Wednesday, October 8, 2008

Cage is getting to me

It’s weird for me to think of birds having preferences. I’ve never had pets and I’ve really never been able to understand why people think that they can think. And yet, surprisingly to me, I really liked the idea of birds liking to sing. Not just singing for mating purposes, or for territorial purposes. Singing because they really like to sing. It makes me think that music is an even more primal part of us than I was thinking. I like the idea of music transcending thought and, even, species. I have an immediate bad reaction to things like the Manifesto for Silence because I love music and I think it is a natural, healthy, human thing. People have always understood music.
Why is it that we all enjoy listening to certain beats, that some sounds put together we can agree are beautiful?
Why is it that some music, without words can express emotions that we all basically agree on? What is it about sounds that are sad or happy?
Why could any untrained ear that is not totally tone-deaf tell that a minor chord is sad and a major chord is happy? I think we’re getting at something profound here, but I’m not sure what it is. Is it God?
Is it religion? Is it just, as Hartshorne proposes, aesthetics?
What does aesthetics mean? My first reaction is that this is a shallow idea.
I’ve heard that babies react to seeing a beautiful person. Babies can tell the difference between a beautiful and an ugly person. This distinction is not learned. I was and still I am a little unsettled by this information. Even babies are that shallow?
But maybe aesthetics goes deeper than that. Hartshorne says that having intelligent conversation is an aesthetic activity.
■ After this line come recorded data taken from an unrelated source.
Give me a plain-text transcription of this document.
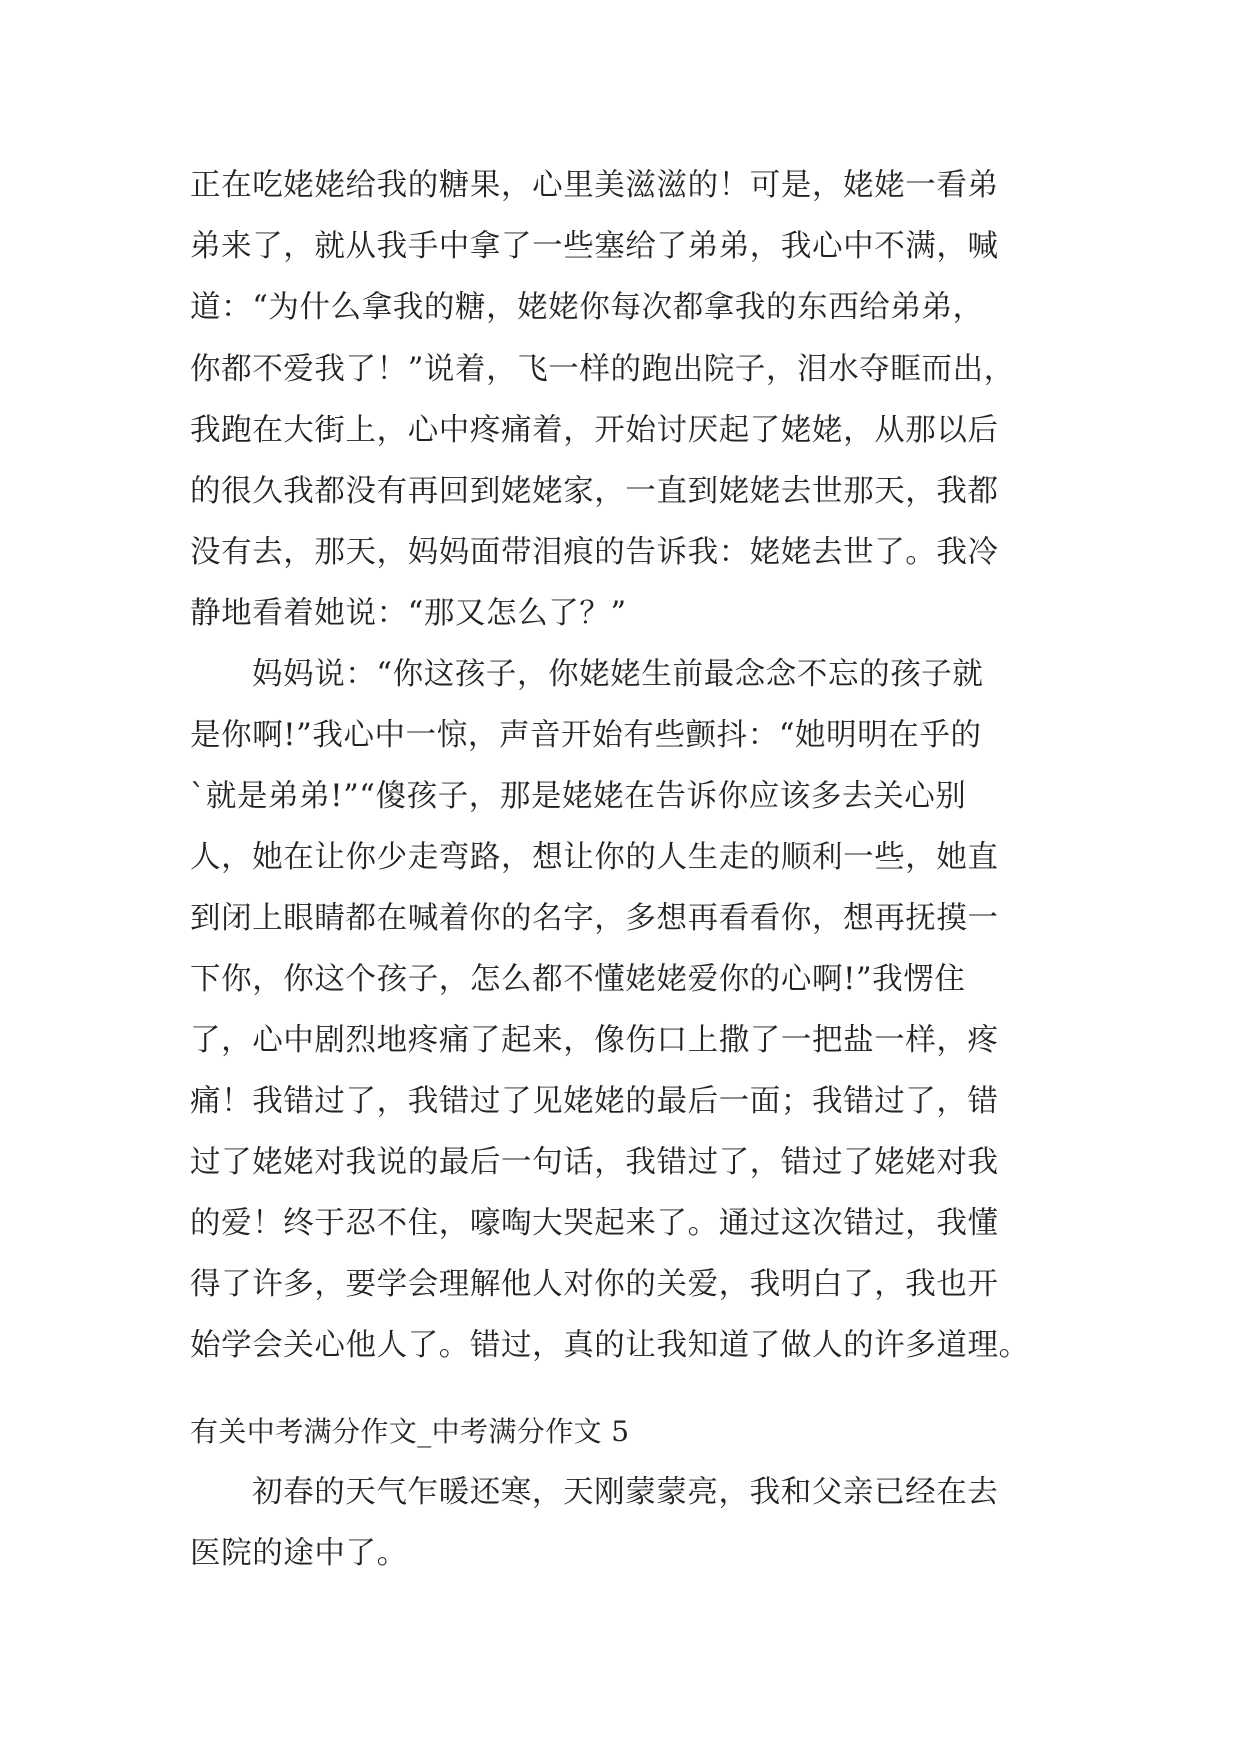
正在吃姥姥给我的糖果，心里美滋滋的！可是，姥姥一看弟
弟来了，就从我手中拿了一些塞给了弟弟，我心中不满，喊
道：“为什么拿我的糖，姥姥你每次都拿我的东西给弟弟，
你都不爱我了！”说着，飞一样的跑出院子，泪水夺眶而出，
我跑在大街上，心中疼痛着，开始讨厌起了姥姥，从那以后
的很久我都没有再回到姥姥家，一直到姥姥去世那天，我都
没有去，那天，妈妈面带泪痕的告诉我：姥姥去世了。我冷
静地看着她说：“那又怎么了？”
妈妈说：“你这孩子，你姥姥生前最念念不忘的孩子就
是你啊!”我心中一惊，声音开始有些颤抖：“她明明在乎的
`就是弟弟!”“傻孩子，那是姥姥在告诉你应该多去关心别
人，她在让你少走弯路，想让你的人生走的顺利一些，她直
到闭上眼睛都在喊着你的名字，多想再看看你，想再抚摸一
下你，你这个孩子，怎么都不懂姥姥爱你的心啊!”我愣住
了，心中剧烈地疼痛了起来，像伤口上撒了一把盐一样，疼
痛！我错过了，我错过了见姥姥的最后一面；我错过了，错
过了姥姥对我说的最后一句话，我错过了，错过了姥姥对我
的爱！终于忍不住，嚎啕大哭起来了。通过这次错过，我懂
得了许多，要学会理解他人对你的关爱，我明白了，我也开
始学会关心他人了。错过，真的让我知道了做人的许多道理。
有关中考满分作文_中考满分作文 5
初春的天气乍暖还寒，天刚蒙蒙亮，我和父亲已经在去
医院的途中了。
I think I need to look that up. Aesthetics--Of or concerning the appreciation of beauty or good taste. I don’t think that helped. The question is: what in the world is beauty or good taste? And does this word extend to more things than just the physical, the visual?
If it does, then maybe I agree. Morality is not enough; I agree well enough with that.
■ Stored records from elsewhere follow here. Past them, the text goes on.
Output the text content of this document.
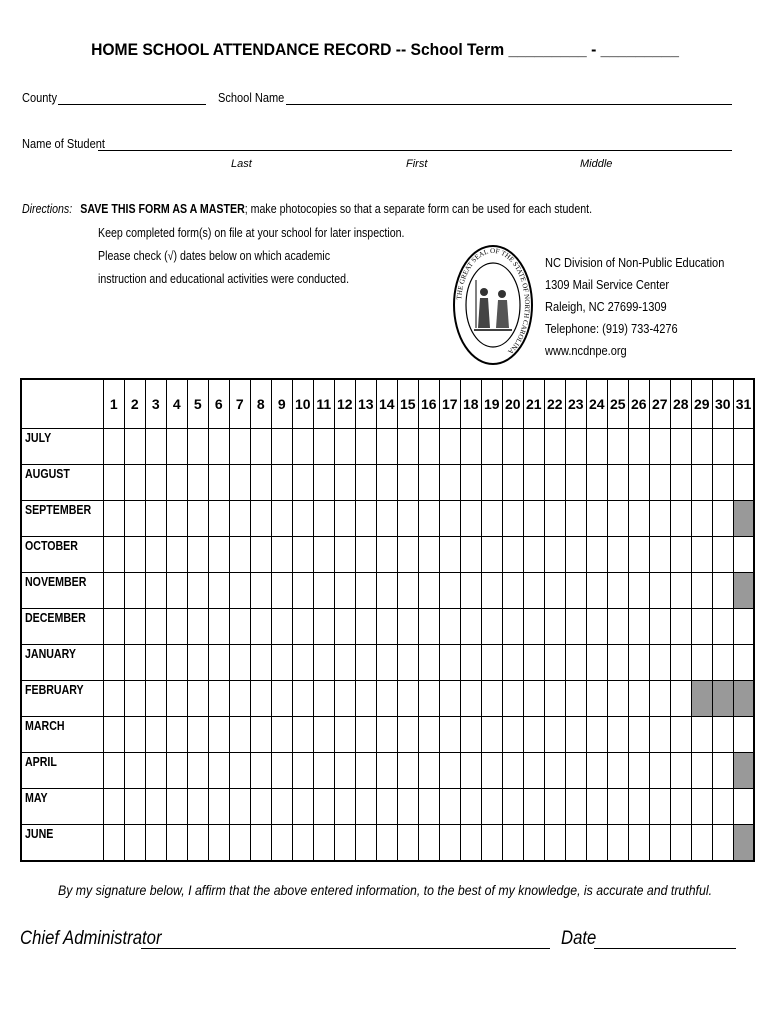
HOME SCHOOL ATTENDANCE RECORD -- School Term _________ - _________
County	School Name
Name of Student
Last	First	Middle
Directions: SAVE THIS FORM AS A MASTER; make photocopies so that a separate form can be used for each student.
Keep completed form(s) on file at your school for later inspection.
Please check (√) dates below on which academic
instruction and educational activities were conducted.
THE GREAT SEAL OF THE STATE OF NORTH CAROLINA
NC Division of Non-Public Education
1309 Mail Service Center
Raleigh, NC 27699-1309
Telephone: (919) 733-4276
www.ncdnpe.org
	1	2	3	4	5	6	7	8	9	10	11	12	13	14	15	16	17	18	19	20	21	22	23	24	25	26	27	28	29	30	31
JULY																															
AUGUST																															
SEPTEMBER																															
OCTOBER																															
NOVEMBER																															
DECEMBER																															
JANUARY																															
FEBRUARY																															
MARCH																															
APRIL																															
MAY																															
JUNE																															
By my signature below, I affirm that the above entered information, to the best of my knowledge, is accurate and truthful.
Chief Administrator	Date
Because morality, many times, turns into a list of things one is not permitted to do.
Do not sin.
But then again, there are sins of omission.
Which ones are sins? This is all starting to sound like the difference between music and silence. Which ones are sins? I think I’m starting to get to nothing—reading Cage for that long out loud must have unhinged something in my brain.
If aesthetics is our number one goal: staying interested, being pleased with life, loving the life we are living right now, not one in the near or far future; I think all of the rest would fall into place. If we love life, if we enjoy it at its deepest, at its simplest then we will act morally, in order to preserve this state.
Do not kill. That would deny us the aesthetic of life. Do not lie. That would deny us the aesthetic of truth. Do not have any other gods before the one God. That would deny us the aesthetic of divinity. Isn’t there an aesthetic in the divinity we choose to believe in? Should we be constantly questioning ourselves, asking if what we are doing has an aesthetic value? Is everything else purposeless? Or is purpose exactly what we want to stay away from? Should we be learning only if we find it beautiful, not for any purpose? Does that not bring us happiness but only economic security? Why live if you do not enjoy? But what should you enjoy? Aren’t there things that are not beautiful which are still interesting, which are still worth knowing about? Did I just reach nothing by coming full circle? But isn’t a circle beautiful?